I was a bit surprised that Paul Krugman defended Obama for going after McCain's inability to remember how many houses he owns. It seems to me that if you don't want the Republicans to castigate you as an intellectual elitist (which Obama is), don't castigate your opponent for being a wealth elitist (which McCain most certainly is). A better point to make - and I'm not sure how to make it in this twisted political landscape - is that it's far better to be an intellectual elitist than a wealth elitist. If you went to Harvard Law, you're an elitist; if you can't remember how many houses you own, you are one too. But which kind is more likely to have the know-how, poise and breadth of diplomatic and other skills necessary to lead the country?

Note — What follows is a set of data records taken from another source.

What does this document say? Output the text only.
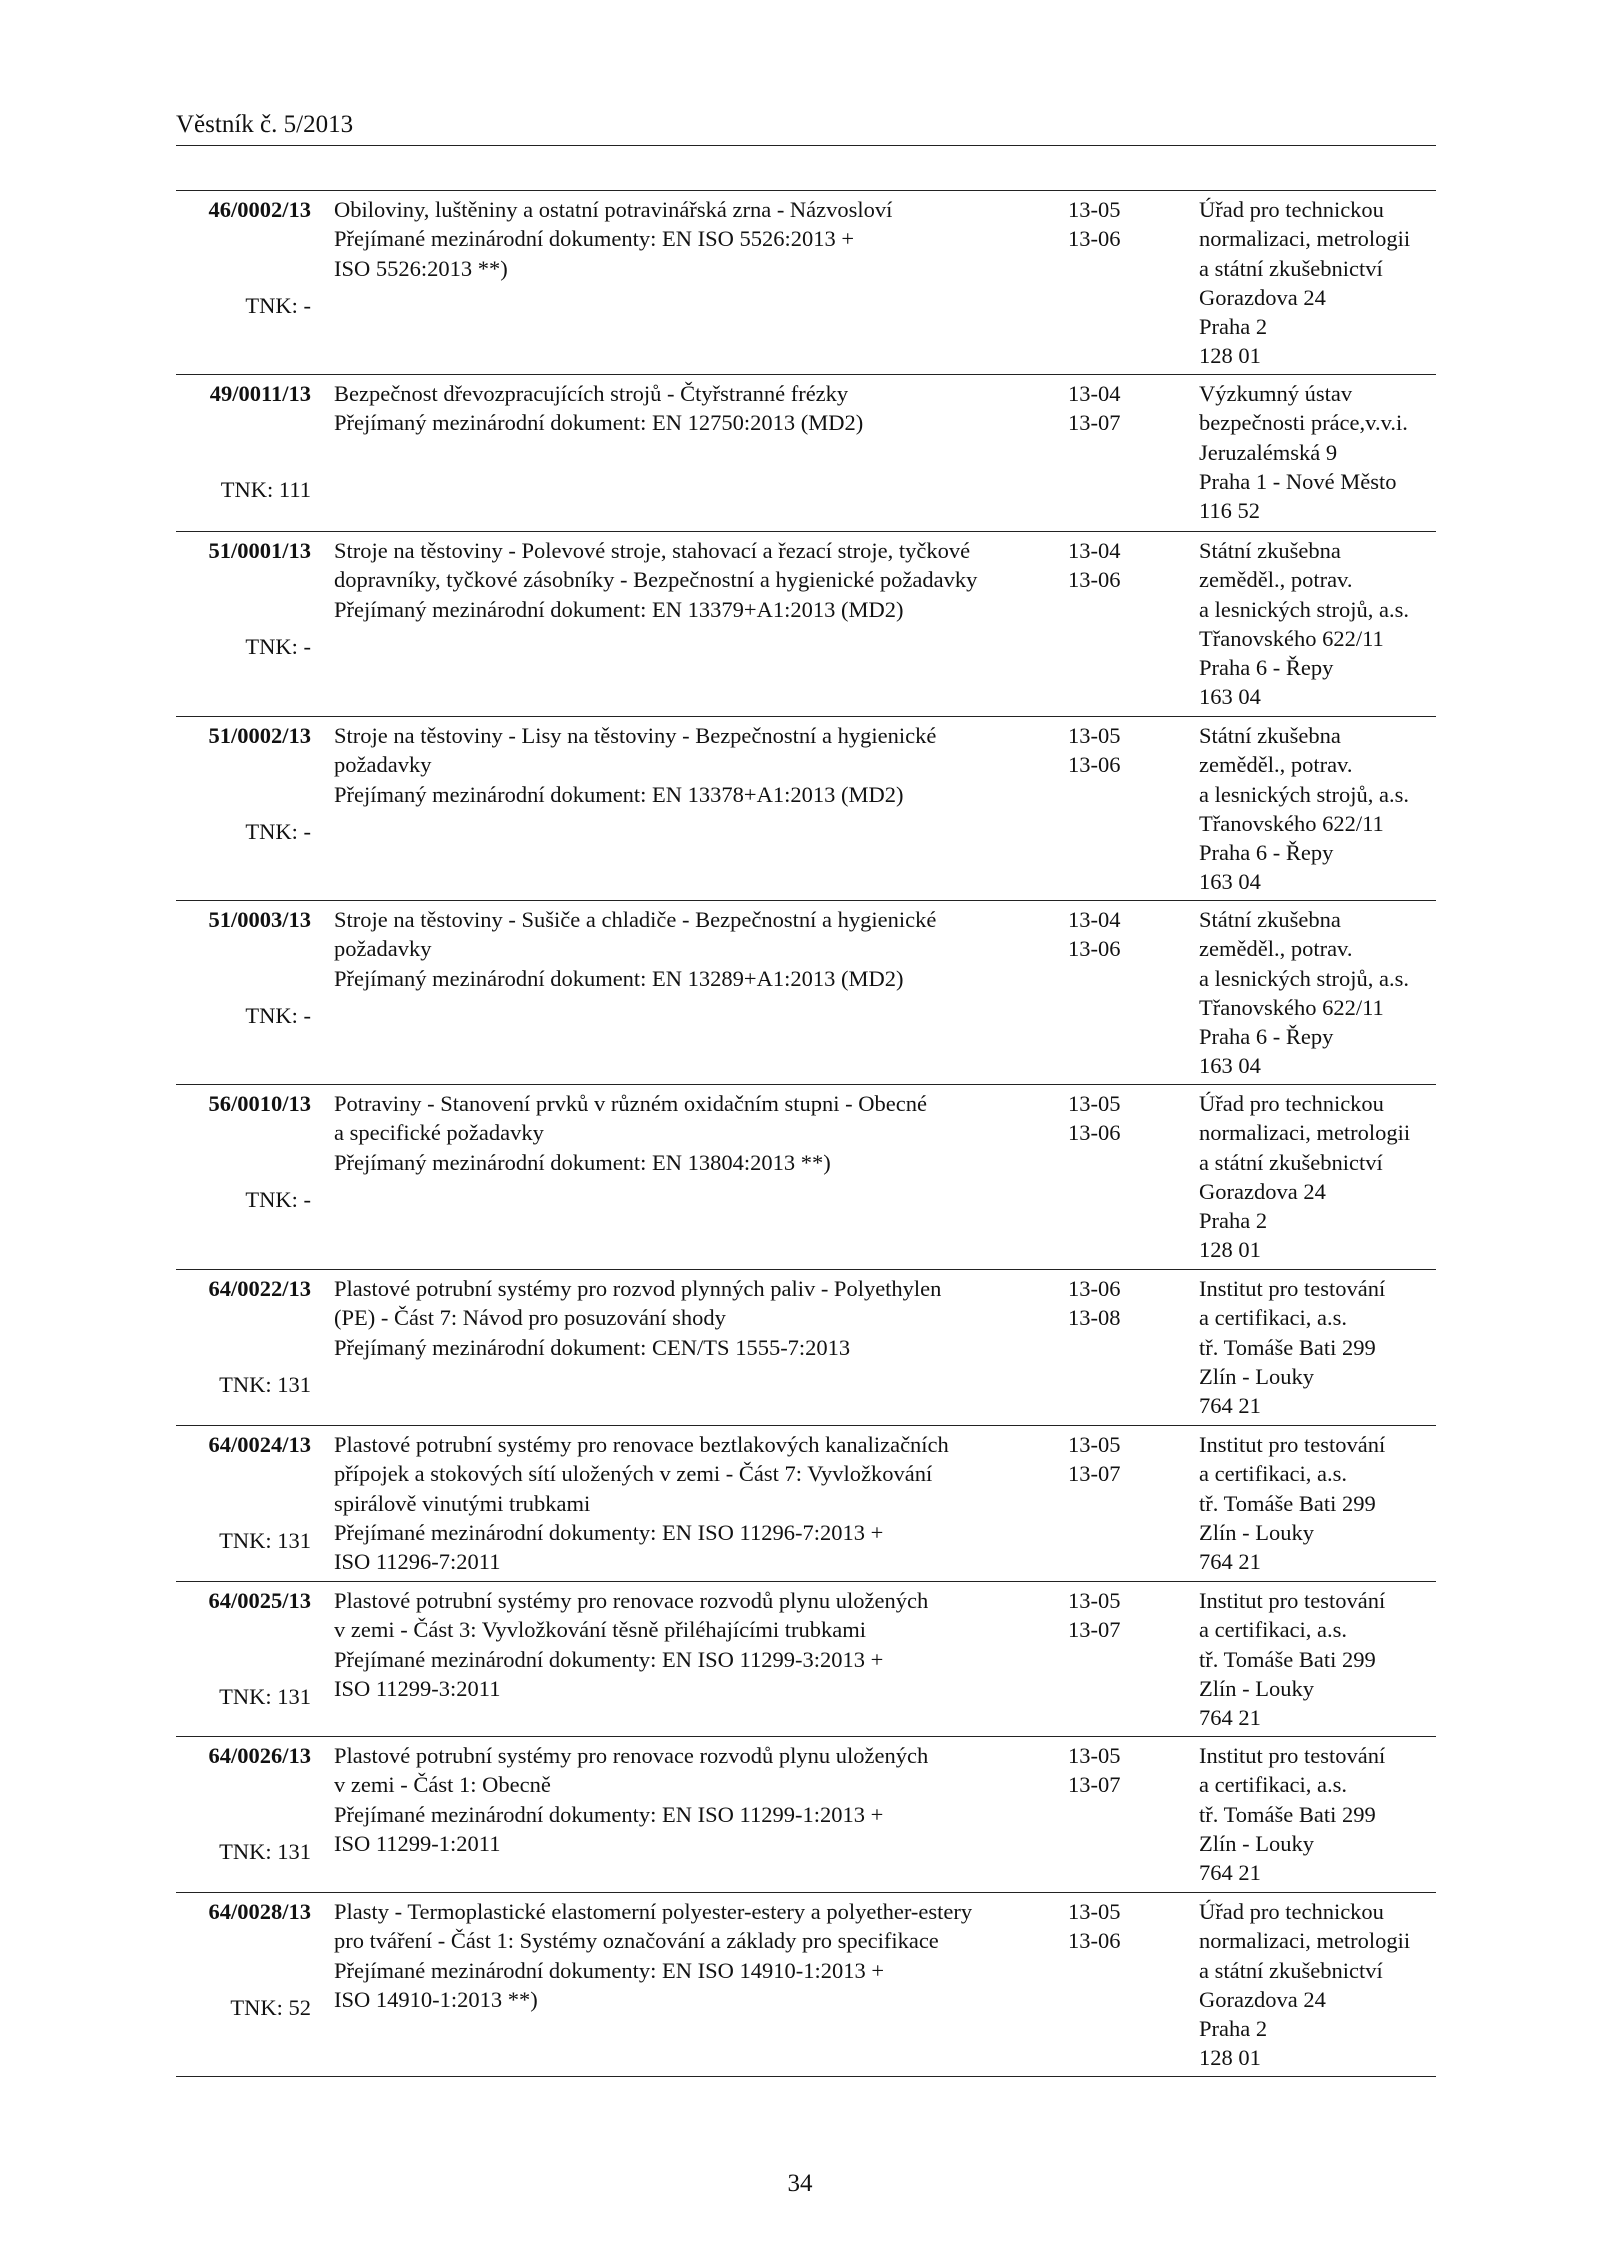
Věstník č. 5/2013
46/0002/13
TNK: -
Obiloviny, luštěniny a ostatní potravinářská zrna - Názvosloví
Přejímané mezinárodní dokumenty: EN ISO 5526:2013 +
ISO 5526:2013 **)
13-05
13-06
Úřad pro technickou
normalizaci, metrologii
a státní zkušebnictví
Gorazdova 24
Praha 2
128 01
49/0011/13
TNK: 111
Bezpečnost dřevozpracujících strojů - Čtyřstranné frézky
Přejímaný mezinárodní dokument: EN 12750:2013 (MD2)
13-04
13-07
Výzkumný ústav
bezpečnosti práce,v.v.i.
Jeruzalémská 9
Praha 1 - Nové Město
116 52
51/0001/13
TNK: -
Stroje na těstoviny - Polevové stroje, stahovací a řezací stroje, tyčkové
dopravníky, tyčkové zásobníky - Bezpečnostní a hygienické požadavky
Přejímaný mezinárodní dokument: EN 13379+A1:2013 (MD2)
13-04
13-06
Státní zkušebna
zeměděl., potrav.
a lesnických strojů, a.s.
Třanovského 622/11
Praha 6 - Řepy
163 04
51/0002/13
TNK: -
Stroje na těstoviny - Lisy na těstoviny - Bezpečnostní a hygienické
požadavky
Přejímaný mezinárodní dokument: EN 13378+A1:2013 (MD2)
13-05
13-06
Státní zkušebna
zeměděl., potrav.
a lesnických strojů, a.s.
Třanovského 622/11
Praha 6 - Řepy
163 04
51/0003/13
TNK: -
Stroje na těstoviny - Sušiče a chladiče - Bezpečnostní a hygienické
požadavky
Přejímaný mezinárodní dokument: EN 13289+A1:2013 (MD2)
13-04
13-06
Státní zkušebna
zeměděl., potrav.
a lesnických strojů, a.s.
Třanovského 622/11
Praha 6 - Řepy
163 04
56/0010/13
TNK: -
Potraviny - Stanovení prvků v různém oxidačním stupni - Obecné
a specifické požadavky
Přejímaný mezinárodní dokument: EN 13804:2013 **)
13-05
13-06
Úřad pro technickou
normalizaci, metrologii
a státní zkušebnictví
Gorazdova 24
Praha 2
128 01
64/0022/13
TNK: 131
Plastové potrubní systémy pro rozvod plynných paliv - Polyethylen
(PE) - Část 7: Návod pro posuzování shody
Přejímaný mezinárodní dokument: CEN/TS 1555-7:2013
13-06
13-08
Institut pro testování
a certifikaci, a.s.
tř. Tomáše Bati 299
Zlín - Louky
764 21
64/0024/13
TNK: 131
Plastové potrubní systémy pro renovace beztlakových kanalizačních
přípojek a stokových sítí uložených v zemi - Část 7: Vyvložkování
spirálově vinutými trubkami
Přejímané mezinárodní dokumenty: EN ISO 11296-7:2013 +
ISO 11296-7:2011
13-05
13-07
Institut pro testování
a certifikaci, a.s.
tř. Tomáše Bati 299
Zlín - Louky
764 21
64/0025/13
TNK: 131
Plastové potrubní systémy pro renovace rozvodů plynu uložených
v zemi - Část 3: Vyvložkování těsně přiléhajícími trubkami
Přejímané mezinárodní dokumenty: EN ISO 11299-3:2013 +
ISO 11299-3:2011
13-05
13-07
Institut pro testování
a certifikaci, a.s.
tř. Tomáše Bati 299
Zlín - Louky
764 21
64/0026/13
TNK: 131
Plastové potrubní systémy pro renovace rozvodů plynu uložených
v zemi - Část 1: Obecně
Přejímané mezinárodní dokumenty: EN ISO 11299-1:2013 +
ISO 11299-1:2011
13-05
13-07
Institut pro testování
a certifikaci, a.s.
tř. Tomáše Bati 299
Zlín - Louky
764 21
64/0028/13
TNK: 52
Plasty - Termoplastické elastomerní polyester-estery a polyether-estery
pro tváření - Část 1: Systémy označování a základy pro specifikace
Přejímané mezinárodní dokumenty: EN ISO 14910-1:2013 +
ISO 14910-1:2013 **)
13-05
13-06
Úřad pro technickou
normalizaci, metrologii
a státní zkušebnictví
Gorazdova 24
Praha 2
128 01
34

This notion that intellectuals are to be distrusted, this creepy idea that Nixon internalized and that Karl Rove and George W. Bush externalized and perfected, seems to haunt us still - even after its disgraceful consequences in our recent past. It's far more damaging than your run-of-the-mill campaign canard; in fact, it's fascist. It's Bolshevik. And Islamist, too. Totalitarian regimes, and the philosophies that gird them, have long repressed, demonized, ridiculed and even slaughtered the intellectual class. Why? Because intellectuals are the types of people who have the brains and insight to stop evil people, such as Republicans and terrorists, from doing whatever the fuck they want. It's always been easy for regimes to repress the intellectual class, because "regular" people - be they blue-collar Americans, the Russian proletariat or the Iraqi poor - are exceedingly susceptible to class resentment. This is a very easy button for propagandists to push, and once that's taken care of, it's not hard to make the problem "go away" - intellectuals tend not to be militaristic; they don't put up much of a fight. In Spain during the Inquisition, or Russia under Stalin, this meant you could round them up and kill them. In the United States today, you have to dispatch them more subtly - by insinuating that they're "soft on national security." No matter the method, it's the same crime.